Again, We know that- P=W÷t

                              Or, P= mas÷t

                              Or, P= (mv²÷2)×(1÷t)

                              Or, P= mv²÷2t

                              So, P= mv²÷2t

                                       = m²v²÷2mt 

                                       = (mv)²÷2mt

                                       = p²÷2mt.     [p=mv]

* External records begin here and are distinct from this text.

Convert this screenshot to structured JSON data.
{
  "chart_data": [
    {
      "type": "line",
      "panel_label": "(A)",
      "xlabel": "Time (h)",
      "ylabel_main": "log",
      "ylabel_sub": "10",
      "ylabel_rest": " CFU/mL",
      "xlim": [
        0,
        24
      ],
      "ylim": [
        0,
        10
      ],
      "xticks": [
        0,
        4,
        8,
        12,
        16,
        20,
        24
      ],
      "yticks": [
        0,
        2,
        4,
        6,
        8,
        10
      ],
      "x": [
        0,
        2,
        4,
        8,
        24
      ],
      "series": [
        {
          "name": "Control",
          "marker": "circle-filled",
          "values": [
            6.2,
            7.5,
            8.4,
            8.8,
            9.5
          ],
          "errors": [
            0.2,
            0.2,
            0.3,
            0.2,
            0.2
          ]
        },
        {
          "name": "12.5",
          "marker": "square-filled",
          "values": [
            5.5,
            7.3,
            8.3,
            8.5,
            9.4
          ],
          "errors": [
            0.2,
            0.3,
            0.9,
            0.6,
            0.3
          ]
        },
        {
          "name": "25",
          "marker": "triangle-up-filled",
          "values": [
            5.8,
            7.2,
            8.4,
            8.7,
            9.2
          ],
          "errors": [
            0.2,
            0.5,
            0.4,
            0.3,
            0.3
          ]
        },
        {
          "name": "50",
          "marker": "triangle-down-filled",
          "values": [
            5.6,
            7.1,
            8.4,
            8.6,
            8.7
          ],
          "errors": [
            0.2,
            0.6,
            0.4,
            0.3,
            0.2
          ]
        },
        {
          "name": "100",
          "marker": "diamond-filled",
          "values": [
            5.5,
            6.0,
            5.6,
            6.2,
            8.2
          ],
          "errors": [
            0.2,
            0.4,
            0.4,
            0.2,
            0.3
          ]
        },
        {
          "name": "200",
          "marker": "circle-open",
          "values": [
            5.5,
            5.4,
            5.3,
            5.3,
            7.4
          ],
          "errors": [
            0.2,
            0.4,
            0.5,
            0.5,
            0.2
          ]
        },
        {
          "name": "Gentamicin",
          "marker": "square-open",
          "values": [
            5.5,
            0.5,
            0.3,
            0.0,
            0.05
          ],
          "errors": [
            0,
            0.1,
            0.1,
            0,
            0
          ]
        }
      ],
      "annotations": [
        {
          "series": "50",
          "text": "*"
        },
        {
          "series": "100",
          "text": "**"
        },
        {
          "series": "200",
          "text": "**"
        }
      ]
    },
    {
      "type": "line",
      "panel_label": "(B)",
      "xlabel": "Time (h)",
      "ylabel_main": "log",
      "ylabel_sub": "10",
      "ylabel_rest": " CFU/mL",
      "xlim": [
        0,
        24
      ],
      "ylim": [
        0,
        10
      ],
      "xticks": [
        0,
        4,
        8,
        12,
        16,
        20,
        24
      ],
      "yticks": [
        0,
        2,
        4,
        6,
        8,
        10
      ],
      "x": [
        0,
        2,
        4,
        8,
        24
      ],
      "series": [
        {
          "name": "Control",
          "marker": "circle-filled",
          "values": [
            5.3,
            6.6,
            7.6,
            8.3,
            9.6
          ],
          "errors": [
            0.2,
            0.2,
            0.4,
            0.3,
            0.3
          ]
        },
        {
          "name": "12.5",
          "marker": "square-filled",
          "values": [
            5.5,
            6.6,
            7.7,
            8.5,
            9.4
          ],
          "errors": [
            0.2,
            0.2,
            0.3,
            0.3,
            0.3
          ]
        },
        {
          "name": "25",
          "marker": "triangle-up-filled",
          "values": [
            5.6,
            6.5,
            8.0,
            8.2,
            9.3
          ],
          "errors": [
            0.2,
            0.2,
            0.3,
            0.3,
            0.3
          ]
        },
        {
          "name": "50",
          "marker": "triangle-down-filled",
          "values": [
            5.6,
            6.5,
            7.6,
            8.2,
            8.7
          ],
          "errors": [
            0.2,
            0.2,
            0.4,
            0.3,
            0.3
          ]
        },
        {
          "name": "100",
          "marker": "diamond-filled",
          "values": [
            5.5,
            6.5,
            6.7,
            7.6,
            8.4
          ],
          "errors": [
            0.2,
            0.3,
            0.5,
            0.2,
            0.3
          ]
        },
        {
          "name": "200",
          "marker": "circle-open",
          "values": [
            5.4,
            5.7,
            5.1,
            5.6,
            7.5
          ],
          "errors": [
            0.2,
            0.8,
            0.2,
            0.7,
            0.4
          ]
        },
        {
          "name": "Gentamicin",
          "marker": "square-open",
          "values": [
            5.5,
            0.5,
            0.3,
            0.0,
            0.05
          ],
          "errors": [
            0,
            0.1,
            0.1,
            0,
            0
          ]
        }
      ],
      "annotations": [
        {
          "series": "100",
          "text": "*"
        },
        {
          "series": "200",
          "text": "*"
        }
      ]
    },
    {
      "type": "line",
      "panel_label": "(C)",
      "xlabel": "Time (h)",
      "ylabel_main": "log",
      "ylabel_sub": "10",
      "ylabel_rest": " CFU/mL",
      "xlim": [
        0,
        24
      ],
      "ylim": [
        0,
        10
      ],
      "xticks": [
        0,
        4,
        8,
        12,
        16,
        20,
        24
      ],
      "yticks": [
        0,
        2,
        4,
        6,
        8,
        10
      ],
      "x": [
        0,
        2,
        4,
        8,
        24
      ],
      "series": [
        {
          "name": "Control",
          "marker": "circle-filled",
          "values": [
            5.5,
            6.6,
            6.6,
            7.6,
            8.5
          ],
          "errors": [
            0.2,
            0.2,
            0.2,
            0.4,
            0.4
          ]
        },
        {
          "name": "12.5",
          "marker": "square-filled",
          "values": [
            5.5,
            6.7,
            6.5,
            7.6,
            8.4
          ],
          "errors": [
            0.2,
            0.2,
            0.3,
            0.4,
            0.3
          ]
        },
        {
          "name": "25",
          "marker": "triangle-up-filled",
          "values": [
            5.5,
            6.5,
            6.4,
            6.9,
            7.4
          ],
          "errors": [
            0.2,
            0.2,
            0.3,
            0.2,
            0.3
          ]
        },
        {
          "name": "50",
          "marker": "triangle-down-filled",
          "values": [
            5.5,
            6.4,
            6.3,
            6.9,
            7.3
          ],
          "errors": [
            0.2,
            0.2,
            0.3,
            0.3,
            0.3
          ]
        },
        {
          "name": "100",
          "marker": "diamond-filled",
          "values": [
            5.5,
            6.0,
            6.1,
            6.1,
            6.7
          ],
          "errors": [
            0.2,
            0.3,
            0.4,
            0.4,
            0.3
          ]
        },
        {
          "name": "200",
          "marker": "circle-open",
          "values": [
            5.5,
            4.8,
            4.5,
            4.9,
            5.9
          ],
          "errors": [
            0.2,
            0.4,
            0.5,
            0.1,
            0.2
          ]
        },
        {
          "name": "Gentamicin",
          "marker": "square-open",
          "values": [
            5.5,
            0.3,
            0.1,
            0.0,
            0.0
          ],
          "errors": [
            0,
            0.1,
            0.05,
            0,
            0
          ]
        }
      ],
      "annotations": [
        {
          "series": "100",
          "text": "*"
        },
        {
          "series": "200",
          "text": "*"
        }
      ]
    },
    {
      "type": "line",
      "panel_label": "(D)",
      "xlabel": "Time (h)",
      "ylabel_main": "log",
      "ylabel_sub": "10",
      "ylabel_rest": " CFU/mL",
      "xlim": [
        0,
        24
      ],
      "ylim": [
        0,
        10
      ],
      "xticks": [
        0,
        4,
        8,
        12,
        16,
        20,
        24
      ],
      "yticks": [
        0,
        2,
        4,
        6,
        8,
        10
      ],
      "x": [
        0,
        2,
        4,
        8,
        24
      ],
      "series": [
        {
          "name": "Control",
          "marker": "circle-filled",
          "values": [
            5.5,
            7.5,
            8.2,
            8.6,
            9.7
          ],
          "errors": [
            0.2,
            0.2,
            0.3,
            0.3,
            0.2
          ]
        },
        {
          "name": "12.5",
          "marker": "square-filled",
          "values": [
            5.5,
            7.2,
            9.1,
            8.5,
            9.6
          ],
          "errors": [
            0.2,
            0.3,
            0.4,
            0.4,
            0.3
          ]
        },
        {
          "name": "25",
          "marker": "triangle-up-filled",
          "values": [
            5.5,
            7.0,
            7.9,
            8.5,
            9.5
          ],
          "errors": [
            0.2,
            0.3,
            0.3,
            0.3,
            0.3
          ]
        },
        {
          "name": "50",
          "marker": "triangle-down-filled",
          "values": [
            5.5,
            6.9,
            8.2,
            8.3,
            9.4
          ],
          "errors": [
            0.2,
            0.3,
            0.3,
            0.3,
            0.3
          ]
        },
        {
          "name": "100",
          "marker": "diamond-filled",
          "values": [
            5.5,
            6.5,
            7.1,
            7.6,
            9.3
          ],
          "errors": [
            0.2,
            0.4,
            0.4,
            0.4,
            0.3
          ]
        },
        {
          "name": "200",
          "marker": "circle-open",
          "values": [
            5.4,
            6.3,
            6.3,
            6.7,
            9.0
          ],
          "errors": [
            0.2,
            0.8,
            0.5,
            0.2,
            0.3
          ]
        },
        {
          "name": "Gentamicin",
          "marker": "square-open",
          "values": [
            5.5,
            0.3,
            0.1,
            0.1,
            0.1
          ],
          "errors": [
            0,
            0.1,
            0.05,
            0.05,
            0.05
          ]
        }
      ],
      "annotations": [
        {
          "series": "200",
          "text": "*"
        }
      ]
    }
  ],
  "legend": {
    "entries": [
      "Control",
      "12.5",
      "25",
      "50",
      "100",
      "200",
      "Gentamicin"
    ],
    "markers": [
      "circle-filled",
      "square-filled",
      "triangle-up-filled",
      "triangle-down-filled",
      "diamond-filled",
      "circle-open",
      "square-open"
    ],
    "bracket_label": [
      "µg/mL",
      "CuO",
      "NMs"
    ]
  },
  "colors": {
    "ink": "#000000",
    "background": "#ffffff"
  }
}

                  So, P= p²÷2mt__________(ii)

If p= 2p then-

               P'= (2p)²÷2mt

                  = 4p²÷2mt

P'÷P= (4p²÷2mt)÷(p²÷2mt)

       = (4p²÷2mt)×(2mt÷p²)

       = 4

So, P'= 4P

If p= ½p then-

               P’= (½p)²÷2mt

                  = ¼p²÷2mt

                  = p²÷8mt

P'÷P= (p²÷8mt)÷(p²÷2mt)

       = (p²÷8mt)÷(2mt÷p²)

       = ¼

So, P=¼P

If the square value of the momentum of an object increases, then the value of the power of the object increases proportionally. If the square value of the momentum of an object decreases, then the value of the power of the object decreases proportionally.

So, p²∞P_______(iii)

If mt= 2mt then-

   P'= p²÷2(2mt)

      = p²÷4mt

So, P'÷P= p²÷4mt ÷ p²÷2mt

              = p²÷4mt × 2mt÷p²

              = ½

So, P'= ½P

Again, If mt= ½mt then-

   P'= p²÷2(½mt)

      = p²÷mt 

So, P'÷P= p²÷mt ÷ p²÷2mt

              = p²÷mt × 2mt÷p²

              = 2

So, P'=½P

If the value of object’s mass and time increases, the value of the power of that object decreases. Again, the value of object’s mass and time decreases, the value of power of that object increases. 

So, P∞1÷mt________(iv)

The graph of iii no. equation- 

The graph of iv no. equation- 

From iii and iv no. equation- 

        p²∞P_______(iii)

        P∞1÷mt________(iv)

So, P∞p²×1÷mt

Or, P∞p²÷mt

Or, P=kp²÷mt

So, P=kp²÷mt________(v)

From ii number equation, we get- P= p²÷2mt

So, k= ½

Result: 

So, we can say that- 

The value of object’s power is proportional to the square value of the momentum of that object and disproportional to the value of its mass and time.

Conditions of this law: 

There are some conditions of this law. They are-

i) The object should be a moving object. 

ii) i) This formula applies to moving objects in a plane. This formula does not apply to tilted surfaces, freely falling objects and stationary objects.

Conclusion: 

So, if we know the value of object’s momentum, mass and time, we can find out the power of that object.